My professional life spans three decades of service to organized psychology. I started serving on committees of my state association (Washington), and belong to my home state’s association (California). For the past 10 years, it has been my pleasure to serve as a Council Representative from Divs. 42 and 44; a term on the APA Board of Directors (2006–08); and numerous committees, and I currently chair the Board for the Advancement of Psychology in the Public Interest. I’ve worked to bring the military and LGBT psychologists to accord and a functional working relationship, and to facilitate the groups representing social justice, ethics and the military to craft more explicit and useful policy statements about psychology’s role in interrogations. Currently, I serve on the boards of the APA Insurance Trust and the Association for the Advancement of Psychology. My work has been recognized with numerous awards.
I seek the presidency of APA to strengthen our connections within psychology and with society as a whole. I can bring our various elements together because I am invested in and fundamentally value the diverse domains of psychology. Additionally, I have the vision and the temperament to represent APA to the culture and the world. I’ve worked with enough APA presidents to understand what is realistic during a one-year term. Yet, as a marathon runner, I am a person of optimism and tenacity. I invite you to join the community supporting my election.
My campaign is about developing a community whose purpose is strengthening the connections of psychology with our culture, and of connecting psychologists with each other. These connections are vital for psychology to be a leading force in all aspects of health and human behavior. How we can shape awareness of who we are — and what we have to offer — is central in psychology’s ability to be a force for good in the lives of individuals and our society.

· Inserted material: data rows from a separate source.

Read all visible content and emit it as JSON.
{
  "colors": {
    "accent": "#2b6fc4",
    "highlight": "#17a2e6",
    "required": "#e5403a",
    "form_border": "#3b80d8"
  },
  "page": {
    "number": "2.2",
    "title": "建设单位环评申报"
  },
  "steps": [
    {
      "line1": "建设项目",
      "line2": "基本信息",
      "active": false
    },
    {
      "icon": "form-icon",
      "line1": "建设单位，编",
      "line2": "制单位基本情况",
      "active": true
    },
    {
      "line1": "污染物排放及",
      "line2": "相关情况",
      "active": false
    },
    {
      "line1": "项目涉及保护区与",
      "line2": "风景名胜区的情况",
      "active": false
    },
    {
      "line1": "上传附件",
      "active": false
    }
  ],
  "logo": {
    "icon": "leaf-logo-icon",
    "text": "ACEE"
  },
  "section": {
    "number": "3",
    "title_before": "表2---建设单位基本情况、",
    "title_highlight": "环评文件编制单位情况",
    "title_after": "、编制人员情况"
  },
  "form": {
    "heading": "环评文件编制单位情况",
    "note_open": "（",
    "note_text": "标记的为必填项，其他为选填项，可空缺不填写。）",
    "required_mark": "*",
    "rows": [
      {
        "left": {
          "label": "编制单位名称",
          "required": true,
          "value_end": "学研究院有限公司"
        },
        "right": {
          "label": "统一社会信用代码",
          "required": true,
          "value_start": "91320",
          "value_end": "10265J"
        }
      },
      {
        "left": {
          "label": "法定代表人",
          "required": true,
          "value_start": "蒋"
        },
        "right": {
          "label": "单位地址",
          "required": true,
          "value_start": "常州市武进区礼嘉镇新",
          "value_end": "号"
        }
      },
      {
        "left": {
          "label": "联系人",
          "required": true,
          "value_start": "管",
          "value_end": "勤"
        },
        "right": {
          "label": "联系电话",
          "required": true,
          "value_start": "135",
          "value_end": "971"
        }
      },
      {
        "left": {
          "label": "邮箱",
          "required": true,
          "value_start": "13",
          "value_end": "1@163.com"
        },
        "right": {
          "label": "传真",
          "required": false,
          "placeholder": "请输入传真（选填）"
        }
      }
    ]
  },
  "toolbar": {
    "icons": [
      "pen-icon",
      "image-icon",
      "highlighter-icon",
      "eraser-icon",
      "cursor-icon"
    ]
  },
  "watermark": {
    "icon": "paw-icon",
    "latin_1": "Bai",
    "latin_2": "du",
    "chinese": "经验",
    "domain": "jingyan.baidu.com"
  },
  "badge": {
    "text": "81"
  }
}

Our strategic plan directs us toward greater stability and cohesiveness as an association, and enhanced opportunity in striving to end health disparities through integrated care. However, practitioners, scientists, educators, students and public interest colleagues all face threats against which we must stand united. Whether it is the practitioner affected by the incursion of managed care, the scientist whose funding is jeopardized, or the student who cannot find an internship, we must recognize that this is one discipline. We will strive to protect all of psychology through advocacy, as well as continuing our partner relationships with related health-care professions.

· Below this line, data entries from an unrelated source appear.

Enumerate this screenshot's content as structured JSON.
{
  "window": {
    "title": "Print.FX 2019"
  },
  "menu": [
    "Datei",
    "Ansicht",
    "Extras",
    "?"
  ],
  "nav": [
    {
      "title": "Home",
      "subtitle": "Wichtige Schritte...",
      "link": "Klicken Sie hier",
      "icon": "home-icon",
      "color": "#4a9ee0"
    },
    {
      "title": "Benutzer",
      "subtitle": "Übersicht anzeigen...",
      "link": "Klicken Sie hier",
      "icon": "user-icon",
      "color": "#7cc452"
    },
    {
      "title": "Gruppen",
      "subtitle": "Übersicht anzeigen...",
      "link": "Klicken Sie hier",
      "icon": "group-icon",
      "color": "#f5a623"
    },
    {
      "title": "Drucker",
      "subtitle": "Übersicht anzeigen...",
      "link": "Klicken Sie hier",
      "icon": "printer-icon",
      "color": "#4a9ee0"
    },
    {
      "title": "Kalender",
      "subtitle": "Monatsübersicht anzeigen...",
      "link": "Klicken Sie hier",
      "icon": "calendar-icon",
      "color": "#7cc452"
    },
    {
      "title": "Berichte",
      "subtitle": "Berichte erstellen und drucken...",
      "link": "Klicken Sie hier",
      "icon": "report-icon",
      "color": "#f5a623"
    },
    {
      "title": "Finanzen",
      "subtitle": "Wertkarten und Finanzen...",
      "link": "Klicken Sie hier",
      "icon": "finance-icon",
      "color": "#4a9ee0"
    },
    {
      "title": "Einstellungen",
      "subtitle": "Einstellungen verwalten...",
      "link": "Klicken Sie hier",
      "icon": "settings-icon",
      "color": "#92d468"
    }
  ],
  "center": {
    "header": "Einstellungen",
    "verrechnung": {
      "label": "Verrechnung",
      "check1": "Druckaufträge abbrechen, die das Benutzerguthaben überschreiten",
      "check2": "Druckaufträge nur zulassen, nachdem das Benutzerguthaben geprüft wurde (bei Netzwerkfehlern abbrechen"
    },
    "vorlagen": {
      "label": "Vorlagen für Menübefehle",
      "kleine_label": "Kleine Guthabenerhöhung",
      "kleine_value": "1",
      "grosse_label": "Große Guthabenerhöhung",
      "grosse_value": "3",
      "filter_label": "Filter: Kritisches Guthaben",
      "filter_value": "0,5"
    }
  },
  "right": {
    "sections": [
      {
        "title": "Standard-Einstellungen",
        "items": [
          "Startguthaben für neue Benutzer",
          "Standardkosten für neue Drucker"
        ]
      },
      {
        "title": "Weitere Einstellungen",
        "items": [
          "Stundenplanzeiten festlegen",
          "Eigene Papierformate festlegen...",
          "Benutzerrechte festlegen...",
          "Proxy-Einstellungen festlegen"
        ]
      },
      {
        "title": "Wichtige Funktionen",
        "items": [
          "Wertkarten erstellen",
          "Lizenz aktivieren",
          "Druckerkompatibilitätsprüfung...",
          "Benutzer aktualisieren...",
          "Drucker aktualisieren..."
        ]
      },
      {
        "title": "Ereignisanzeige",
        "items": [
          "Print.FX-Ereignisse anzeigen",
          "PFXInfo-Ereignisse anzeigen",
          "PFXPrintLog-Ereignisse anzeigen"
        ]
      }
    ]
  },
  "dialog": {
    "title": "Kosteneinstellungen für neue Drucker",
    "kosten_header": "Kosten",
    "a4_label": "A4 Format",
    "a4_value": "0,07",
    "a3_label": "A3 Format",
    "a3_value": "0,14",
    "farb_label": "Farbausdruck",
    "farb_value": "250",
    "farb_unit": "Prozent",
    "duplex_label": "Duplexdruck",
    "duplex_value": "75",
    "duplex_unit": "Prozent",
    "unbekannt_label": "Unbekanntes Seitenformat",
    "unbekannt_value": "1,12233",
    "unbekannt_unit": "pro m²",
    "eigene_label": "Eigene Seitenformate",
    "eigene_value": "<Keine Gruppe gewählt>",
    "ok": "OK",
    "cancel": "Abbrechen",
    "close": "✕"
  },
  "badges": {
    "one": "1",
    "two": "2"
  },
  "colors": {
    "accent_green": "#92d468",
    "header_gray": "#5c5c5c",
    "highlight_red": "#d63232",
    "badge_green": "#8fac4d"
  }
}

The president is the public face and voice of the association. As a long-term member of Council as well as the APA Board of Directors, I know that much happens in a president’s year that she or he was not expecting. The president must possess equanimity and thoughtfulness, eloquence, quick thinking and the collaborative nature of a true consensus-builder. I offer you that and more. In my extensive governance experience, I’ve had the opportunity to learn the collaborative culture of APA in a variety of venues, bringing together diverse groups to resolve complex issues.
If you resonate with these values and this vision, I invite you to join my online community, and I ask for your No. 1 vote.